A quick bible word search reveals that the word city is mentioned six times more than village; although things are evened up somewhat when you add the results for town. It needs to be added, however, that multi-storey car park isn’t mentioned a single time whilst manure has two references. At this point I could rest my case but it needs to be considered that very few of the initial Jesus followers would have been seen as the influencers of their day. The comments made about Peter and John being uneducated in Acts 4 seem to hint at this.
These biblical references are usually followed by a series of sociological ‘facts’ concerning the nature of modern life; not least of which is that people who live in cities are the movers and shakers of society and therefore city churches have a greater opportunity for influence.
At first glance this might seem true, yet when you consider that not all cities are the same you start to realise that perhaps the idea is somewhat flawed. The major capital cities of the world have a distinct role to play in their respective nation’s sociological make up that others smaller cities do not have.
No disrespect to the people of Cornwall, but Truro ain’t no Paris.
Therefore to present cities as a focus without specifying any of the potential differences perhaps misses the point. Secondly, most of the movers and shakers suggested as influential do not surely live in the cities but have built their homes in the towns and villages that fill our countryside. They may well commute to the city to fulfil their chosen role but they live elsewhere.
In this respect the church with the greatest opportunity of influencing such people must be the rural congregation.
So, if the real driver of this city focus is not biblical or sociological, what could it be?
Perhaps it is what the business world calls ROI or Return on Investment.
For those involved in commerce this is generally related to finances though I am not suggesting that this is necessarily true for those groups that focus their energies on cities.
It could be said, however, that any community based project demands a certain emotional, social, physical, and spiritual investment and that the human condition needs the encouragement of some level of return on this outlay.

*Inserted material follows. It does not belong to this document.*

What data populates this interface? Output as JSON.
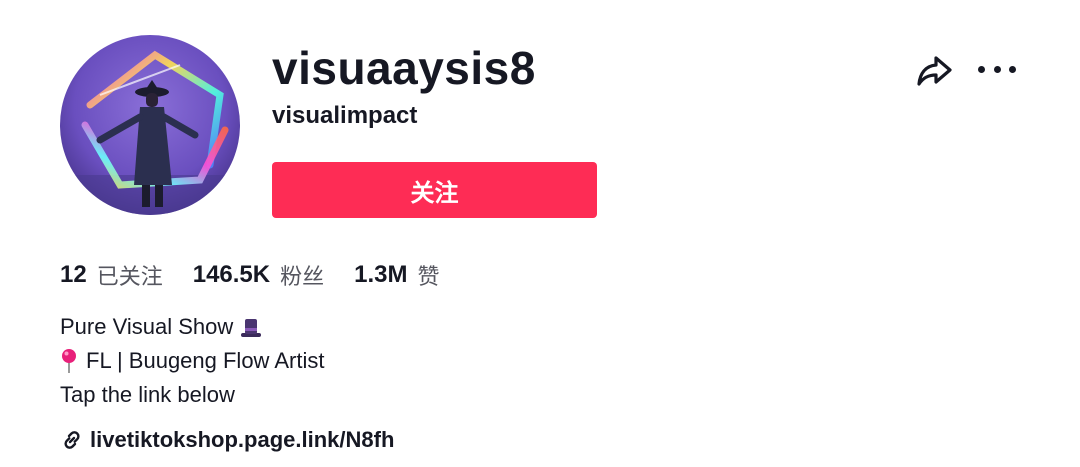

In this respect the city offers the greatest opportunity for return on investment. Whilst the project might have more competition, so to speak, from other churches, it has a larger population from which to gain new members. There is also a higher chance of gaining disenfranchised members from other churches to give the launch a little more momentum.
The rural church plant can never match such an ROI and in many ways may always be called upon to give more than it receives. But this in no way lessens either its potential influence or indeed its value.
Having said all this it does strike me that there is another reason for questioning the idea on offer; namely it does not reflect how contemporary life works.
People are no longer making social connections merely by geography. In fact the evidence suggests that geography is becoming the lowest driver of connectivity for those under thirty. In this respect the opportunities for influence are not limited merely by the churches postcode.
It doesn’t seem to work either biblically or sociologically; although it may well work from a business perspective. Perhaps this is why the energy of some of the world’s largest churches is focussed on cities rather than towns and villages. I am grateful for many of those larger churches and their leaders, and I wish them well.
As for me; I will keep spreading the manure and avoiding the multi-storey car parks.